E-mails trocados entre o ex-procurador Marcello Miller e representantes de um escritório de advocacia mostram que ele atuava em favor da JBS enquanto ainda era membro do Ministério Público.
As mensagens foram entregues à PGR (Procuradoria-Geral da República) na última quarta-feira (6) pelo escritório Trench Rossi Watanabe, a quem o órgão havia pedido esclarecimentos.
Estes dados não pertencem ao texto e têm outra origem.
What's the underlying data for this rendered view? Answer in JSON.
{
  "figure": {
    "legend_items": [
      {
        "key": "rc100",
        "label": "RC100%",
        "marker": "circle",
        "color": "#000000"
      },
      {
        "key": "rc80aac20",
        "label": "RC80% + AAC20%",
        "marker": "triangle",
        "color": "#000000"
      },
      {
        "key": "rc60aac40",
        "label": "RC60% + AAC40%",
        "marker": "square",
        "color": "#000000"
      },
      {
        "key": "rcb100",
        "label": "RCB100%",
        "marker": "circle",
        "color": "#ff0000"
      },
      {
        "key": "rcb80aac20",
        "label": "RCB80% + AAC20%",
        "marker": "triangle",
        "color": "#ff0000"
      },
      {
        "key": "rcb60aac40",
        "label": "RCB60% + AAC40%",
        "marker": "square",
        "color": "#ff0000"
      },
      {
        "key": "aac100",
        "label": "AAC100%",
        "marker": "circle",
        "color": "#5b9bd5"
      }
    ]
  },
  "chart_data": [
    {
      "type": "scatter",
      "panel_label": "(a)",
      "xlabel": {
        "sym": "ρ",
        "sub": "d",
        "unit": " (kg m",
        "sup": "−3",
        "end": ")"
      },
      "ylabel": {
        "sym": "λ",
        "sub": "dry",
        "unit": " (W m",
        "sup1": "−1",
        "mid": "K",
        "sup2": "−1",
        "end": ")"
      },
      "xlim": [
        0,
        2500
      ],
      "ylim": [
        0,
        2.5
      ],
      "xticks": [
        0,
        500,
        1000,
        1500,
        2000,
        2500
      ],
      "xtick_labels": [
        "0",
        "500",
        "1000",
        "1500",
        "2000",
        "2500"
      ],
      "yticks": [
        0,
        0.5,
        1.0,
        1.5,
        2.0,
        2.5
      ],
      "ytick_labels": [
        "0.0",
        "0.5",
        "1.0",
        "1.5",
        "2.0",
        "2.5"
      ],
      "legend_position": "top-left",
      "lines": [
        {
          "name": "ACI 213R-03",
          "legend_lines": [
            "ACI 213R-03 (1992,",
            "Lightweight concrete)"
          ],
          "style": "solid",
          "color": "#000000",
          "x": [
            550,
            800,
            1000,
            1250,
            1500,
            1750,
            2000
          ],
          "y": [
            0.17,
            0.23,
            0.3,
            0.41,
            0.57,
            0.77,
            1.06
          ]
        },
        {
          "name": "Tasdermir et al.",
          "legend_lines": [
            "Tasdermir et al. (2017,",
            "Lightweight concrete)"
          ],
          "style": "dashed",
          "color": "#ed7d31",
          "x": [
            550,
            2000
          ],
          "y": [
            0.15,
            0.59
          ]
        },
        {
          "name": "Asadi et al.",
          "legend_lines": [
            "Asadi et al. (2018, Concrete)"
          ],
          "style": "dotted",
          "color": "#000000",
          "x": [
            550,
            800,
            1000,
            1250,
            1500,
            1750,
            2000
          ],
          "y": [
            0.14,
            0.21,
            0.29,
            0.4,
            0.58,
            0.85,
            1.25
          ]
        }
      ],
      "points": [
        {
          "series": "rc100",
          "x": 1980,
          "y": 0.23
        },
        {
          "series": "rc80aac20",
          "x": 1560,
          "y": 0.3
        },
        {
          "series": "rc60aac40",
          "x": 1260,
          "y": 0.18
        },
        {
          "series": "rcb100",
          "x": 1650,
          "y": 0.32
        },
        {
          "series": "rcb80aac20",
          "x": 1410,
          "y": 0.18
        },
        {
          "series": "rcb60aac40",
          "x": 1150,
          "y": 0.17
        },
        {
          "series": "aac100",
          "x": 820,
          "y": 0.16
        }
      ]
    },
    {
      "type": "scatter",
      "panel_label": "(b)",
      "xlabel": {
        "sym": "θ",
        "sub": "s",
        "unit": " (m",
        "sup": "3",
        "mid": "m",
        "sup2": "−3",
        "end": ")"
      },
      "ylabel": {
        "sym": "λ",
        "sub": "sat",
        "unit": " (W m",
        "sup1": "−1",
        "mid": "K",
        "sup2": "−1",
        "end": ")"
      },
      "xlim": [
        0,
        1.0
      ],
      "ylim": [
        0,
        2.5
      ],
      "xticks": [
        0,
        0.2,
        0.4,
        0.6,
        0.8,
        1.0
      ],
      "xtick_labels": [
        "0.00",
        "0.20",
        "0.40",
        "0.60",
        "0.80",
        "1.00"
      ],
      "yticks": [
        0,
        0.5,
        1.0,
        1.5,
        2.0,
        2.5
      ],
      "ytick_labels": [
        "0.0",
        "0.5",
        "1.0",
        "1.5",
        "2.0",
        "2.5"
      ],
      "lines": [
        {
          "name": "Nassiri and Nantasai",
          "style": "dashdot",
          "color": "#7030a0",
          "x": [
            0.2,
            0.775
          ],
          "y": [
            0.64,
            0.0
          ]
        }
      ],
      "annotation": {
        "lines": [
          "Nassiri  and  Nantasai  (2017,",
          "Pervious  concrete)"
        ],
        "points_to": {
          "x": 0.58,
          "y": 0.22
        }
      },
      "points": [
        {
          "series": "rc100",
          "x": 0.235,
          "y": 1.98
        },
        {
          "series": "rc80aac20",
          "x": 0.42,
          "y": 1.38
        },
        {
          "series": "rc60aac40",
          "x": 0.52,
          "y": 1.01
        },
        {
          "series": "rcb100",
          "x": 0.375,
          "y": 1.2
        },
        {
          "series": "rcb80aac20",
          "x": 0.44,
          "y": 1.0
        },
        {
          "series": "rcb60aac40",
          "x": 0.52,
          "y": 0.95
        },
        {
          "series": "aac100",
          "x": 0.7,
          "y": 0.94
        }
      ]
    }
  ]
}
Há ao menos 13 trocas e-mails.
Em nota divulgada neste domingo (10), o ex-procurador negou ter cometido crimes.
Após ser exonerado do Ministério Público Federal, em 5 de abril deste ano, Miller passou a trabalhar nesse escritório, que negociou parte do acordo de leniência (de pessoa jurídica) da JBS. Até meados do ano passado, Miller foi auxiliar do procurador-geral, Rodrigo Janot, em Brasília. Depois, ele voltou a atuar na Procuradoria no Rio de Janeiro, até deixar a carreira em abril.
Em um dos e-mails, de 5 de março, a advogada Esther Flesch reencaminha a Miller uma mensagem que recebeu de Francisco de Assis e Silva, diretor jurídico da JBS.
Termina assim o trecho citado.